The summary shows that most of the runtime is spent in myFunc()
. Reviewing the Intel document "Intel VTune Performance Analyzer Basics: WhatIis CPI and How Do I UseIt?" makes it reasonable to suspect that the warning about the high CPI is the result heavy use of the per-core wide-vector units on the the KNC chip.
Some of the time is spent in the Intel Xeon Phi coprocessor threads and on the CPU. In a tightly coupled calculation like a reduction, the slowest thread is the one that controls the overall runtime.

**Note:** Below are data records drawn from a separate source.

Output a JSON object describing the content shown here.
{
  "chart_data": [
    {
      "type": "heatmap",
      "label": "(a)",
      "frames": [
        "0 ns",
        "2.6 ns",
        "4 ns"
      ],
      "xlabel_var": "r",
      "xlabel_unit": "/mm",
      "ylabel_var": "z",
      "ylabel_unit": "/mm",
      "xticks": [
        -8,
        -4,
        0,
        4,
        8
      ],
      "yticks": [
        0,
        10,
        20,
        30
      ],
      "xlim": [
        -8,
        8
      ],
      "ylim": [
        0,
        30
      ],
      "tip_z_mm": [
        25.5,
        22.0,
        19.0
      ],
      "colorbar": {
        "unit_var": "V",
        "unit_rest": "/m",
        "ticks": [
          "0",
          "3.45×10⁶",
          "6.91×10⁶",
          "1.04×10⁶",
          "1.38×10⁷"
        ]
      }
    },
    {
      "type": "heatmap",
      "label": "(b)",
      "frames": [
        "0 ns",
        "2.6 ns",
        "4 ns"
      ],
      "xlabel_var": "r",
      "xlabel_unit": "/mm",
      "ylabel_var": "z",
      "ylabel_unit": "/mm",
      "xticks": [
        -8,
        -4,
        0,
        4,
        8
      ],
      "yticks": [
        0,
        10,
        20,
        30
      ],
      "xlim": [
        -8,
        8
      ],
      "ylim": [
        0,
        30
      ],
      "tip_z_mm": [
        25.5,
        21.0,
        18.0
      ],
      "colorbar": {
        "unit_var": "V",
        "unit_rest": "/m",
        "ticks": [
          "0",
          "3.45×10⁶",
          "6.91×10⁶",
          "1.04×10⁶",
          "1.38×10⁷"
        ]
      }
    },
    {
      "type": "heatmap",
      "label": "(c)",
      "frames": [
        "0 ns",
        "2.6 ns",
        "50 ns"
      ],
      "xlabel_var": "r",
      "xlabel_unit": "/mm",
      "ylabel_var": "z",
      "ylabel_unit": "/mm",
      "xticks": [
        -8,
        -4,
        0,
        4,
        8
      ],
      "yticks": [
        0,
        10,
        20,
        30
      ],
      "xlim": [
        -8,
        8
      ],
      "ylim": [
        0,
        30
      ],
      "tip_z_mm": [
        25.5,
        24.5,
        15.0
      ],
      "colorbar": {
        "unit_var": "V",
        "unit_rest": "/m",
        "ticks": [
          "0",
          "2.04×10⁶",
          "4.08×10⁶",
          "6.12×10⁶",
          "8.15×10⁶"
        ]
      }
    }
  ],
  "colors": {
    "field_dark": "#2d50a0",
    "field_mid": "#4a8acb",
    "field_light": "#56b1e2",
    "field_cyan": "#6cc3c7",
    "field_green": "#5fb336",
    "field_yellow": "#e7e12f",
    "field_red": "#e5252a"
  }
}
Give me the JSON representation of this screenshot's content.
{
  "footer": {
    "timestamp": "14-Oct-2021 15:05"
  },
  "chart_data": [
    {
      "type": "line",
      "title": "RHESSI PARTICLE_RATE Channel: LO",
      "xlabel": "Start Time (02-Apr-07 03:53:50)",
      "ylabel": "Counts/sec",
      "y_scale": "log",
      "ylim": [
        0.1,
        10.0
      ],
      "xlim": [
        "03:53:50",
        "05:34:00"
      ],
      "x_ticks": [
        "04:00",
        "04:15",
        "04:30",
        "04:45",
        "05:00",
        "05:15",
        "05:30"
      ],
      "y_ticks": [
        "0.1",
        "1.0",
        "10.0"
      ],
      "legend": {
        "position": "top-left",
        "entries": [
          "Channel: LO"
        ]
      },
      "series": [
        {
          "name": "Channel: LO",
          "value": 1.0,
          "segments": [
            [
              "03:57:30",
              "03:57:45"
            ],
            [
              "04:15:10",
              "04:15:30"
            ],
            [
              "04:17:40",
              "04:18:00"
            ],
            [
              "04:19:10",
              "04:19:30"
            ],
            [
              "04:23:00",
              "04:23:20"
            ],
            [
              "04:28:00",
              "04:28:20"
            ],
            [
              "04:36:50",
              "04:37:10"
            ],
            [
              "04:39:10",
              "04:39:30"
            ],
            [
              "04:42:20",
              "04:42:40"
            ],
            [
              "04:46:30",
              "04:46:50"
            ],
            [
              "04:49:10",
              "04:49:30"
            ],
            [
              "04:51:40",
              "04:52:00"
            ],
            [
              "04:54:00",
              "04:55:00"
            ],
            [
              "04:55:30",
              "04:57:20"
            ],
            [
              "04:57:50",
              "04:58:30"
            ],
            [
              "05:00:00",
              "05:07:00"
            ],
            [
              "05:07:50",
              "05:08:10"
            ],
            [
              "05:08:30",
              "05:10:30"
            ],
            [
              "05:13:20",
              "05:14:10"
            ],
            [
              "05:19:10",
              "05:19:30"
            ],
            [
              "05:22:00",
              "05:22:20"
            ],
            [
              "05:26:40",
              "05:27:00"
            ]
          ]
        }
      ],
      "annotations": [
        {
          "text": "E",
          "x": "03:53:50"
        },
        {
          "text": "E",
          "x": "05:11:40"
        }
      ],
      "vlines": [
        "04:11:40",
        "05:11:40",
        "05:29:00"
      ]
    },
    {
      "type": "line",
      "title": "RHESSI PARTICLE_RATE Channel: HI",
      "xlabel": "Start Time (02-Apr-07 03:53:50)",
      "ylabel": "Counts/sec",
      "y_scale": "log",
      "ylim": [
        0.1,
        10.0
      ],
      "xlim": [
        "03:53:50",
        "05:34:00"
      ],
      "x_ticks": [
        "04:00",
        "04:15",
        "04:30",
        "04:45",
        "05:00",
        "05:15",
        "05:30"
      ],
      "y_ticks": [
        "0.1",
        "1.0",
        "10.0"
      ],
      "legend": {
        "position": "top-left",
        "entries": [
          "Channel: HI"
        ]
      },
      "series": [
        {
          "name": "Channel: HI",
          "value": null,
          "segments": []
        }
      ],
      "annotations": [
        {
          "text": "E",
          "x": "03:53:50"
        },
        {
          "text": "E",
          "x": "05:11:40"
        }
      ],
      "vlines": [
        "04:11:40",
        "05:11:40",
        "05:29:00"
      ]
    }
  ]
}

Looking at the source level view in the Figure 5, we see that the dot products consume a significant amount of the runtime (see the left side). The VTune analyzer very nicely highlights the assembly language instructions in the Assembly view (shown on the right) associated with the C source line on the left. The highlighted assembly instructions show that the dot-product is composed of a data move and a wide-vector fused multiply-addition instruction, VFMADD213PS
. The "Intel Xeon PhiTM Coprocessor Instruction Set Architecture Reference Manual" states:
"VFMADD213PS - Multiply First Source By Destination and Add Second
Source Float32 Vectors Performs an element-by-element multiplication between float32 vector zmm2 and float32 vector zmm1 and then adds the result to the loat32 vector result of the swizzle/broadcast/conversion process on memory or vector loat32 zmm3. The final sum is written into float32 vector zmm1."
Figure 5: VTune Source and Assembly views.
From this brief analysis using VTune, we have a fair degree of confidence that the most of the computation time is spent in myFunc()
performing efficient fused multiply-add wide-vector instructions.